Der (nicht mehr ganz so) neue Schützenpanzer: Heer erklärt „taktische Gefechtstauglichkeit“ des Puma

Der Schützenpanzer Puma, der in der Bundeswehr den bald 50 Jahre alten Marder ablösen soll, ist nach Jahren der Nachbesserungen so weit wie ihn die Bundeswehr haben möchte: Das Heer erklärte die Einsatzreife, oder, wie es korrekt heißt, die taktische Gefechtstauglichkeit des Schützenpanzers. Ausschlaggebend dafür war die jüngste Einsatzprüfung des Pumas in der Ausstattung und Konfiguration, wie er für den Einsatz in der NATO-Eingreiftruppe 2023 genutzt werden soll.

Nachdem im Februar die taktische Einsatzprüfung des nach Bundeswehrangaben modernsten Schützenpanzers der Welt erfolgreich abgeschlossen wurde, ging das Heer am (heutigen) Donnerstag mit den Details an die Öffentlichkeit (wenn auch ein bisschen verklausuliert), mit der Kernaussage: Die Taktische Gefechtstauglichkeit ist festgestellt.

Von der Webseite des Heeres:

Während der Einsatzprüfung im Juli 2020 wurden am Schützenpanzer Puma teilweise erhebliche Mängel festgestellt, die Fähigkeiten des Systems waren deutlich eingeschränkt. Damals war die Entscheidung für den Einsatz in der VJTF (Very High Readiness Joint Task Force) nicht verantwortbar.
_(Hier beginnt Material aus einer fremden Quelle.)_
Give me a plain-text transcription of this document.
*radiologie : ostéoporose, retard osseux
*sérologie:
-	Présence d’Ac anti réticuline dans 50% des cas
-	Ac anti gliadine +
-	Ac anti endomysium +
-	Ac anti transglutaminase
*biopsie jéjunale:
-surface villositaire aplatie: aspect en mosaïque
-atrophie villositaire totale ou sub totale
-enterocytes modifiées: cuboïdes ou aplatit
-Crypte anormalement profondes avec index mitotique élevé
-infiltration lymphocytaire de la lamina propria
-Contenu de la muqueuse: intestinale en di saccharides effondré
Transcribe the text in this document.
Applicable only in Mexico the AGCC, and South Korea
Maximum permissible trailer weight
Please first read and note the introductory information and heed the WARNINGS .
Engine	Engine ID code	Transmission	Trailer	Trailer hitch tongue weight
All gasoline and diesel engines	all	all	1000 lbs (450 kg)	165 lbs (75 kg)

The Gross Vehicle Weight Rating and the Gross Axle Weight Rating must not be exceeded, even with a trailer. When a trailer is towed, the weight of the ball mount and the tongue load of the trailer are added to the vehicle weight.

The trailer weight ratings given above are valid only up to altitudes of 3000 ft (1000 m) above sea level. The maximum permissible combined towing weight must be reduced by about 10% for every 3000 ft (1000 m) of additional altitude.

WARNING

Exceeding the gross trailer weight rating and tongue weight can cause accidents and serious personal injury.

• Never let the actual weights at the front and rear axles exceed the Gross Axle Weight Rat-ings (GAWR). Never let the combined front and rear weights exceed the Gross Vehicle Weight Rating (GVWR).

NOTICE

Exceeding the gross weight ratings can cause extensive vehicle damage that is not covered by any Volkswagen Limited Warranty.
Davon ausgehend haben Industrie, Bundesamt für Ausrüstung, Informationstechnik und Nutzung der Bundeswehr und Amt für Heeresentwicklung sowie die Truppe fokussiert zusammengearbeitet.
Unter hohem Druck konnte in den letzten sechs Monaten das System Panzergrenadier mit dem Puma VJTF signifikant modifiziert werden. Die Taktische Gefechtstauglichkeit ist festgestellt – eine wesentliche Voraussetzung für die Entscheidung zum Einsatz des System Panzergrenadier VJTF 2023 im Rahmen der NATO Response Force 2022 bis 2024. Optiken, Waffenwirkung und der Schutz der Soldaten wurden noch einmal verbessert. Damit kann das Panzergrenadierbataillon 112 die geplante Ausbildung und die Zertifizierung des deutschen Beitrages für die VJTF 2023 leisten. Mehr als 250 einsatzbereite Puma werden für die NATO-Bündnisverpflichtung und die Landesverteidigung benötigt. (…)
Nach einer nicht erfolgreichen Einsatzprüfung im Sommer 2020, stehen die Zeichen nach der zweiten Einsatzprüfung im Februar 2021 auf Grün.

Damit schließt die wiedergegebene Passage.